Apple’s newest iPhone scam reveals anti-consumer agenda

In Opinion
(Photo Illustration by Katie Albertson)

It’s official. Considering recent leaks about the latest iPhone, it seems like Apple has finally struck the final nail in its own overpriced coffin. The leaks, according to Forbes, have brought about an anticlimactic and disappointing first impression for Apple’s newest fancy gadget.

Hopefully the business ethic, which Apple promulgates through ridiculous price points that don’t pay off for the public, will finally be found out through this latest venture.

Whether it’s the $1,000 price point or its abandonment of the lightning cable that was considered the most revolutionary cable yet, Apple is shooting itself in the foot every step of the way leading up to the release of this new magical glowing rectangular device.
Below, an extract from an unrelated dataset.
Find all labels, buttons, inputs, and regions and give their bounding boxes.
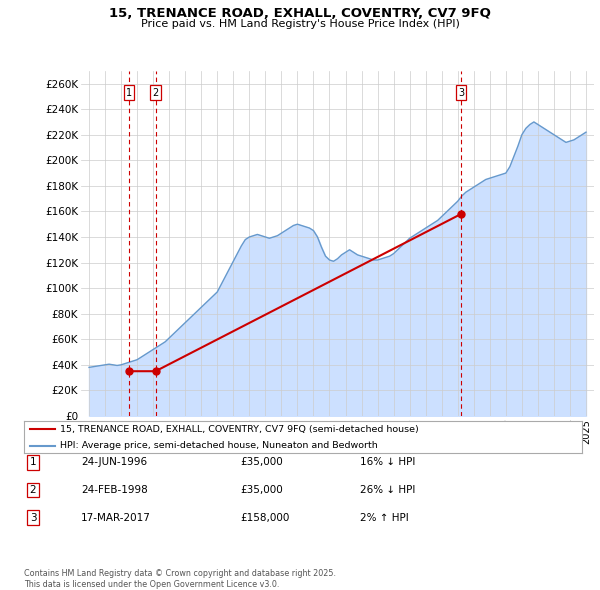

As Microsoft has steadily expanded its line of Surface tablets, laptops and desktops over the last few years, Apple has finally fallen behind. Maybe it’s time for the monolithic brand to be toppled by a more ambitious competitor that doesn’t abuse its customers’ trust of its brand.

Although it has been five years since the lightning cable’s implementation, the decision to move on to the bigger, better and often less safe USB-C is a foolish one. The USB-C is too new and hasn’t been widely tested on other gadgets. Since their release, knockoff cables have fried entire computer systems, according to

There’s no doubt that Apple can pour enough money into research to ensure the safety of its cables, but its outlandish pricing habits wouldn’t change a thing. If the price of its accessories now are any consolation, its USB-C cables would be the perfect target for knock-off brands to imitate and put systems at risk.

Similarly, the price point of the phone itself is outrageous considering Apple’s habits of building technology with a shorter shelf life than most of its competition. The last iPhone was released in the United States in September 2016.

The new iPhone will certainly bring with it a wealth of operating system changes that quickly render the phones of yesteryear obsolete, but this is nothing new. Apple has held this smarmy business practice for years, and consumers have fallen for it every single time, without fail. Customers line up in the wee hours of the morning and wrap around city blocks to get the latest glowing wonder box, but hopefully that will stop soon.

Given the reaction to the Samsung Galaxy Note 7’s price of $880, Apple will definitely feel either financial or media backlash for the ridiculous pricing of this iPhone. The number of people who can afford to throw around $1,000 for a phone–not including overpriced and flamboyant accessories–is significantly smaller than those who could afford the last iteration.

On top of paying $1,000, those who adopt the new iPhone at release will serve as test subjects for Apple’s latest experiment. How much are people willing to pay for these devices with menial improvements? How far can a company get away with offensively anti-consumer business practices?

Hopefully, Apple will learn its lesson and finally begin to understand that its anti-consumer practices can’t be saved by aesthetics much longer. Quality always takes precedence over anything else.